1時間半ほどあるくと、道が遊歩道でなくただの砂利道になった。

こうなると急に足に疲労感が襲ってくる。

さっきまでうるさかったグループも先ほどまでの勢いはない。

最初からはしゃぐからだ。

と心の中でざまー見ろと思った。

漫画みたいに思っていることがフワフワ中に浮いて見えるめがねなんかがあったら

俺には友達いないだろうな。

そんなくだらないことを考えている自分がおかしかった。

「なあ。なんか面白い話してくれよ。黙ってると疲れる」

急に貴樹が口を開いた。

「しゃべってるほうが疲れるだろ」

「ああ。まじ疲れた」

「いや詰まんないジャン。せっかくみんなで歩いてんだからさなんか話そうぜ。疲れるけど」

「じゃあ貴樹から話せよ。俺は疲れるから聞く専」



「おい!!疲れた疲れたいうな!!余計疲れる!!」

まったく。

疲れているときに疲れた。って言葉を聴くと余計に疲れる。

これは不思議なはなしだ。

お化けやしきではキャーと悲鳴を上げて歩くほうが恐怖感は減るそうだ。

ほかにも、注射をされるときに「痛い痛い」と連呼しているほうが我慢するより痛みを感じないそうだ。

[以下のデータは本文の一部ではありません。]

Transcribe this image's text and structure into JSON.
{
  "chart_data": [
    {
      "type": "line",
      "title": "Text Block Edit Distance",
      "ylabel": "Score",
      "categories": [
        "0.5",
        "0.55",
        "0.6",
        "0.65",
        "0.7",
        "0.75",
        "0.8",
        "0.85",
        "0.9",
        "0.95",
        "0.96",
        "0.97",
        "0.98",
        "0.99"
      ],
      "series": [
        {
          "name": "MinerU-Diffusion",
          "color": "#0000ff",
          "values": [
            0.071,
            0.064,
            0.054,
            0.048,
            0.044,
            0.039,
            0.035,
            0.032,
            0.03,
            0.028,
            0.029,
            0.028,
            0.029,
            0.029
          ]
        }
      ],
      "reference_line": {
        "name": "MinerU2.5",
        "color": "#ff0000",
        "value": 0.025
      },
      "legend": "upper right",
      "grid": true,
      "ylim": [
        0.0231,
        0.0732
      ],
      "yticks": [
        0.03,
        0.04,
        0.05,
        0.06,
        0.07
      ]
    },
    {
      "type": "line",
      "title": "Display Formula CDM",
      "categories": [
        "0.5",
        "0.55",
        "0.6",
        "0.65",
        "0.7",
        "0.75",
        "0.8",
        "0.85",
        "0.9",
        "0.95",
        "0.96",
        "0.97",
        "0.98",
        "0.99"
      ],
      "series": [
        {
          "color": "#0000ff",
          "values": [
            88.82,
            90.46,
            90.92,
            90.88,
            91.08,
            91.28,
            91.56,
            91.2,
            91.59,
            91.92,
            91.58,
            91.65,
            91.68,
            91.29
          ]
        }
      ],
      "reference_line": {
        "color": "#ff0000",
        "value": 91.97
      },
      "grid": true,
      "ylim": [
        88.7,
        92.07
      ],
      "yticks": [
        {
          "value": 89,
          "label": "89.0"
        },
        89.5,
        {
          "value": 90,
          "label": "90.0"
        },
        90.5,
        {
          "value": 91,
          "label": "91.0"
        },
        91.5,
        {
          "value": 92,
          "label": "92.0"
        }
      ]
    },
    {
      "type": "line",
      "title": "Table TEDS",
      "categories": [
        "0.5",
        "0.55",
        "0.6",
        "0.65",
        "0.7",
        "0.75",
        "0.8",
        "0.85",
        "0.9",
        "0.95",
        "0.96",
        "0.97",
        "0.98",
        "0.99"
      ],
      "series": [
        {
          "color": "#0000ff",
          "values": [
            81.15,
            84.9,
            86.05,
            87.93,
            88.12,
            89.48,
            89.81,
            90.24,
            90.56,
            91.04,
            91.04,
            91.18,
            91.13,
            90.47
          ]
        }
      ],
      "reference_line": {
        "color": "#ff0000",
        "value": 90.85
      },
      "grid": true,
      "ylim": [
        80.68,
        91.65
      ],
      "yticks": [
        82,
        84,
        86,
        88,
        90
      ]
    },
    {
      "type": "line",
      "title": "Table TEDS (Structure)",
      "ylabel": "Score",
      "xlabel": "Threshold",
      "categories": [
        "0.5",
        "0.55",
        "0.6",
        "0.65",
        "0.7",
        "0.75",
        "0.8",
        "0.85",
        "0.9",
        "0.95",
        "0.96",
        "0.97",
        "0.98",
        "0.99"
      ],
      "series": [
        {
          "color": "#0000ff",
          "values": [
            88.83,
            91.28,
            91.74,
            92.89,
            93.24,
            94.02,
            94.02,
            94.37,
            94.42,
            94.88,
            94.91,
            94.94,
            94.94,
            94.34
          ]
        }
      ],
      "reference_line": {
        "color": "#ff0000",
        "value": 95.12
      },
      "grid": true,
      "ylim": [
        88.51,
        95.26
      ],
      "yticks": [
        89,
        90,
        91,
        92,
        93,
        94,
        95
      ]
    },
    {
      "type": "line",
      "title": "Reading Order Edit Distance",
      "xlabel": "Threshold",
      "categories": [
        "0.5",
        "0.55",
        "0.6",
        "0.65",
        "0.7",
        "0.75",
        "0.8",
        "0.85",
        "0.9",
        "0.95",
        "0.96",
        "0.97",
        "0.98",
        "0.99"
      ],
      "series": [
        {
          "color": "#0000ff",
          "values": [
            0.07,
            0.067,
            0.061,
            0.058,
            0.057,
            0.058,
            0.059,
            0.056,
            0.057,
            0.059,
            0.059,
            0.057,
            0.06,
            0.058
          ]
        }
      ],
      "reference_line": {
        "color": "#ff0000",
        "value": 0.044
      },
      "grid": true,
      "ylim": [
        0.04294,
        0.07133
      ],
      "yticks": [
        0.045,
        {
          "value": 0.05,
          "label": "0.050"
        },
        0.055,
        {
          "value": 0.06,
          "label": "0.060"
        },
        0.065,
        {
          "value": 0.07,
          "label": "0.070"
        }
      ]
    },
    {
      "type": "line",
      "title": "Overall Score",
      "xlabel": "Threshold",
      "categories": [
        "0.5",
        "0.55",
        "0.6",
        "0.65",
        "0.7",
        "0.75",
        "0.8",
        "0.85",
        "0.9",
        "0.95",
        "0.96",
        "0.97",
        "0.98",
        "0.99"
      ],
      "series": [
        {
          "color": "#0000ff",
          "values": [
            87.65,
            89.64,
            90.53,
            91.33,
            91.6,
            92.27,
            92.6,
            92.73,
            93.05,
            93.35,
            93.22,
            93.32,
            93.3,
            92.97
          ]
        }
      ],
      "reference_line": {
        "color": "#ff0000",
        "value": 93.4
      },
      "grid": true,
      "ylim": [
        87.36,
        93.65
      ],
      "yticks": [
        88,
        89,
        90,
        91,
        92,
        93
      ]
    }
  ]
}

なのに疲れたときに「疲れた」というと余計に疲れるのはどうしてだろうか。


でも。疲れたときに「疲れた」といえば感じる疲れが減るのなら

この世の中はきっと「疲れた」だらけだ。

道を歩く人はみんな「疲れた」を連呼して歩くだろう。

それはそれで嫌だ。

世の中は本当によくできていると思う。

おれ自身神様ってのはあまり信じていない。

でも、神様がいないとは思わない。

自分でも矛盾していると思う。

信じないのにいないとは思わない。


要するに、宇宙人はいるかいないかと同じ話だ。

宇宙人はいないと信じる人は、宇宙人に直接会ったことはないし、テレビなんかで放送されているものは作り物だと思っている人だ。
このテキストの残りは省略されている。